2. The turmoil in finance capital has also the dimensions of a “civilizational” crisis (what do we stand for after greed and consumption… of such things as a new Paris Hilton line of apparel, for dogs?) and an advancing crisis of the human habitat, our lifeline with nature.
3. One way to see Barack Obama in this situation is as “our Gorbachev”: the designated captain whose assignment is to save the crumbling pillar on our side of the old Cold War, or surrender the regime.
By the old rule that the trick in life is to locate three main points (in anything), there’s my free translation of a fascinating Watson Institute conference last weekend. Between the lines, most of it, but clear enough.
Ugo Mattei is the “color” man in this conversation. He’s a law professor in Turin and Los Angeles, a Gramscian lefty, who contributed the Obama-Gorbachev connection and said that what the world really wants from the United States at this point is “a declaration of intellectual bankruptcy.”
You can’t transform human experience into a technological game. There has been a complete distortion, I think, in the way of thinking in these last 25 or 30 years in the United States: that just because they were enjoying a technological advantage, that meant that they were intellectually superior to the others. So either there is now a humble declaration of bankruptcy of this kind of attitude, and all the rest will follow, or we’re back to the beginning. There is so much to be done in dismantling the military apparatus, and nothing is happening on this side. Talking about the “greening” of capitalism and all this kind of stuff while the world is infected by American military bases, with nuclear weapons, with consuming a lot of energy, creating a disaster wherever they are (socially, morally, intellectually) is only once again talking of all these things as if they can be understood in terms of numbers. This thing has to be understood politically. It requires a new humanism. It requires a vision of the long-term. It requires a real transformation. This is why I hope the crisis is going to go really, really bad, so that then we can restart.

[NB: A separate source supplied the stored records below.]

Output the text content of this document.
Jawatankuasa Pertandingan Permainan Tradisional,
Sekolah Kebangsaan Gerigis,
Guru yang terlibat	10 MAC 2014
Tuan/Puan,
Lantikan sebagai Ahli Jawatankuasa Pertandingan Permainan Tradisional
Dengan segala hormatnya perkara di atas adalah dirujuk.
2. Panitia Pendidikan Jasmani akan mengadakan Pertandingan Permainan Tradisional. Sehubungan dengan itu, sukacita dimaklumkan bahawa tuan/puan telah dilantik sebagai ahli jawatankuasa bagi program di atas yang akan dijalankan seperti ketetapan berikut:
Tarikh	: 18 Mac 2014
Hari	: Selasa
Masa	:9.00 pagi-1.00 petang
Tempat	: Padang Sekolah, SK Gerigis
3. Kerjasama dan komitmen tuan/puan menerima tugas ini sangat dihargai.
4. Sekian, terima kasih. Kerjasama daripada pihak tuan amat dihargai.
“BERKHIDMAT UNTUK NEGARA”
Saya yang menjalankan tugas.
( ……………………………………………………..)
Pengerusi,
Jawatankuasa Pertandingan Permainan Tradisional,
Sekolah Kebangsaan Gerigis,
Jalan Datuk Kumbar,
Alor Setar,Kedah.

Ugo Mattei in conversation with Chris Lydon, March 14, 2009 at the Watson Institute.
Alfred Gusenbauer is the credentialed heavy-hitter here. A Socialist former Chancellor of Austria, he sounds troubled by the Obama team’s emphasis on a unilateral re-stimulation of an overfed American economy.
In history, a crisis of this size normally led to revolution or war. Our task nowadays is to handle the crisis, overcome the crisis at least without war, but with a revolution of our minds. I think it is utterly necessary…
I think that there are still three options: one is the fundamental crash of the world economy. The second is what we call the Japanese experience: more or less stagnation for the next ten years. And the third is that we will be able to solve the crisis within the next two or three years. But this only will be possible if there is an international management that is trying to reconcile some of the fundamental imbalances that are inherent in the world economy. Without balancing those, there is no way out of the crisis…
The pursuit of greed will not help to solve the crisis. There will not be recovery without redistribution… If nations or social classes pursue what they have done, and what led to the crisis, there will be no way out. One has to understand that the key to the recovery is the abandonment of the concept of greed and to adopt a concept of sharing.
Alfred Gusenbauer in conversation with Chris Lydon, March 14, 2009 at the Watson Institute.
The other strong contributors here are sociologist Ho-fung Hung of Indiana University, Bloomington; journalist and documentarian Nandan Unnikrishnan of the Observer Research Foundation in New Delhi; and the Indian businessman Samir Saran.